Union Bank of the Philippines said Monday it raised P18.17 billion through the issuance peso-denominated fixed rate bonds, a dual tranche offering that received strong demand from both retail and institutional investors.
The initial offer was P1 billion each for the 1.5 years and 3 years bond series.
The 1.5-year Series F bonds due 2025 raised a total of P10.34 billion and carries an interest rate of 6.5625 percent a year while the 3-year Series G bonds due 2026 raised a total of P7.83 billion and carries an interest rate of 6.6800 percent.
Along with the new bond issuance, UnionBank also implemented the country’s first public non-sovereign bond exchange which extended to the holders of its P8.12 billion 2.750 percent Fixed Rate Series C Bonds due 9 December 2023 the option to swap their current bonds to new bonds.
A total P236.7 million worth of maturing bonds were exchanged for the new bonds, whose settlement date in Monday, 4 December, a day before the scheduled listing of the new bond series on the Philippine Dealing and Exchange Corp.
“Fuelled by our passion to address the needs of our customers, we introduced the Bond Exchange program to provide a reinvestment option for existing investors.

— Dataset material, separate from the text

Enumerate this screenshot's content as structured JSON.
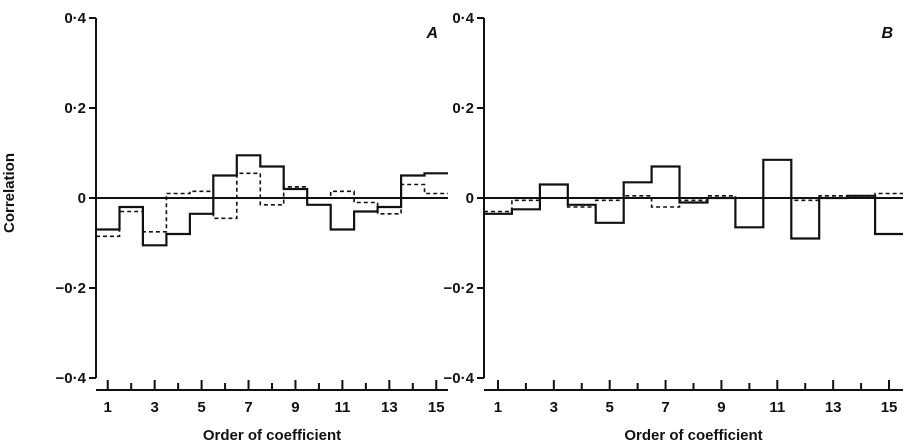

We are grateful for the support of our investors as their confidence in the Bank allowed us to raise our largest Peso bond issuance to date.” said Johnson Sia, treasurer and head of global markets.
ING Bank N.V., Manila Branch and Standard Chartered Bank are the joint lead arrangers and bookrunners for the New Bonds. They are also the selling agents for the offering of the new bonds together with UnionBank.